CHARLESTOWN NEVIS (November 02, 2006)
The Ministry and Department of Agriculture are hopeful they would recieve positive word from the Food and Agriculture Organisation (FAO), to assist with the fight against the further spread of the Lethal Yellowing, a disease which has affected coconut trees in Nevis.
Mr Keithley Amory Deputy Director of Agriculture in a recent interview told the Government Information Service (GIS) that in a move to address the incurable disease which affected coconut and other palm trees, the Nevis Island Administration had sought assistance from the United Nations organisation to assess the status of the infection and to give some technical assistance. “We are really grateful for the assistance of FAO and we are hoping this does qualify for the proposed project,” he said.According to Mr Amory, the Department of Agriculture had already embarked on the process of organising a public awareness campaign to educate the public on the measures that could be taken to curb the spread of the disease.
Meantime, Dr. Gene Pollard, Regional Plant Protection Officer of the FAO, based at the regional office in Barbados, at the end of a two day visit to Nevis, revealed that the disease had affected coconut trees islandwide but there was a concentration in the Pinneys Beach area.
He urged the agriculture officials on Nevis to embark on a serious public awareness campaign, since it was obvious to him that many persons he had spoken to believed that a previous hurricane was responsible for the increasing number of headless coconut trees (telephone pole condition) on the island. He said the awareness campaign would assist the Ministry of Agriculture to fight against the disease.

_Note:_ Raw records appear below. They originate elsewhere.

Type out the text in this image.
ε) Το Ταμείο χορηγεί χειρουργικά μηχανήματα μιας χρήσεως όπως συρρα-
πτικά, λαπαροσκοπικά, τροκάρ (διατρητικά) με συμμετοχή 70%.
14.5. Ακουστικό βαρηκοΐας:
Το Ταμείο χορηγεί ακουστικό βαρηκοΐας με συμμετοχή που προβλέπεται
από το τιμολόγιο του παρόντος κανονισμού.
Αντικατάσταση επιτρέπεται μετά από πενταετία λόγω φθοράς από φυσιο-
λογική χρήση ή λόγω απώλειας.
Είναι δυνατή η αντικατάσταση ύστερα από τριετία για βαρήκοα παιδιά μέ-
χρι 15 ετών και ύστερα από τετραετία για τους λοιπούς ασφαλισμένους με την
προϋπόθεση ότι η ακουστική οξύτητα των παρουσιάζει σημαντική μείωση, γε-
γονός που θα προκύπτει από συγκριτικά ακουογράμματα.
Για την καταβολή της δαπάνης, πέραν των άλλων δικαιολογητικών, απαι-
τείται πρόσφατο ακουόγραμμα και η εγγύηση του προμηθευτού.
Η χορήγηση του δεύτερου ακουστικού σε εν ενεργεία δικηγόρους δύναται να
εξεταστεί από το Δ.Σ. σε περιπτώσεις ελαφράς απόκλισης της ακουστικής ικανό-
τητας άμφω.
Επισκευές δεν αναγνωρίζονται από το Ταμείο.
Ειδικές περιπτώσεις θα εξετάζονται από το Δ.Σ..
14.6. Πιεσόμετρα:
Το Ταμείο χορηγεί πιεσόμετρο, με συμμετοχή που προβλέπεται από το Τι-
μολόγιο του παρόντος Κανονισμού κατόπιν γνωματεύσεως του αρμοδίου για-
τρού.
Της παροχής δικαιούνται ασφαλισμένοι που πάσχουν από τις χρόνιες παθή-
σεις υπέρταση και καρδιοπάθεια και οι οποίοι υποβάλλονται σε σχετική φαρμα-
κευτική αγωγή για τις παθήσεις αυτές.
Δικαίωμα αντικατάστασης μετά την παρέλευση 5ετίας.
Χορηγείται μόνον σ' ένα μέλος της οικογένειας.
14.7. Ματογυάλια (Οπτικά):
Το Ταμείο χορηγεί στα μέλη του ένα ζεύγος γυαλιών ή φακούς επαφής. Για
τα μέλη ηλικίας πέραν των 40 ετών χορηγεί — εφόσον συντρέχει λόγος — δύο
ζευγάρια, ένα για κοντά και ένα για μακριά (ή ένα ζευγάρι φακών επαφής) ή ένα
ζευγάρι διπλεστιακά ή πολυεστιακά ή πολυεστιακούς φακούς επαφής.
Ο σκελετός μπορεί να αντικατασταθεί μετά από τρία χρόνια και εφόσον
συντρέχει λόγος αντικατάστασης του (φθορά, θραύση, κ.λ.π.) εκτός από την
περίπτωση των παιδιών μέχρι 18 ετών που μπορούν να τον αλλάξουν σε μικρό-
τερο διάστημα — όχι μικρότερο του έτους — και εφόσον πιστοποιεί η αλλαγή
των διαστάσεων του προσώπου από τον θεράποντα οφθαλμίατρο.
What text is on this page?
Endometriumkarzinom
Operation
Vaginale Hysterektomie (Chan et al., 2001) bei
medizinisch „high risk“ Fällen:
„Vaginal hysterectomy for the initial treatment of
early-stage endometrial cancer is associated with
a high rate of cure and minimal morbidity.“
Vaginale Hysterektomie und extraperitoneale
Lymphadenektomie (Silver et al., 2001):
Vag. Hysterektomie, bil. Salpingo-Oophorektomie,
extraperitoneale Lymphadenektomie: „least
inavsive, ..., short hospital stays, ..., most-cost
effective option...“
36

Another important course of action Dr Pollard said was the need for the aggressive rouging out of affected trees as far as possible “because in removing these trees and destroying them then you are decreasing the pathogen or the infection pressures, you are removing the source of the disease organism,” he explained but hastened to add that the Ministry may encounter difficulties since many of the affected trees he had seen were on abandoned estates and private properties.
Notwithstanding, Dr. Pollard said there was existing legislation which made provision for the authorities to go into properties and do what they had to in order to combat the disease but he had reservations that the Administration would not want to utilise the legislative route.
In the medium to long term he said what needed to be done was an active replanting programme though it was not something that could be done overnight or in the next week or month.
“Coconut is a plant that takes long to come to maturity. We have to identify sources of tolerant material, we will liaise with Jamaica, there is a Coconut Industry Board in Jamaica for example who has been involved in this work there are also countries in Asia and in Africa which are also involved in similar work on the management of Lethal Yellowing. So we would have to identify where the likely source of such material is. It would have to be brought into the country. A nursery or nurseries would have to be set up where these seed nuts can be grown and eventually put back out into the field.
“So we are looking at really a long term process but in the short term, we will have a public awareness campaign and starting to cut out diseased trees lowering the infection pressure and for the medium to the long term maybe looking at the replanting of coconut trees. As I said there is no immediate cure for this,” he said.
As a result of his visit to Nevis, Dr Pollard said he would look into the type of assistance the FAO would be able to give to Nevis in managing the pest. He gave the undertaking that he would make recommendations to his organisation so that the Lethal Yellowing problem could fall into a Technical Cooperation Programme of the FAO. If approved by the head office in Rome, he said the FAO could offer technical assistance through the development of an emergency project to assist with the management of the disease.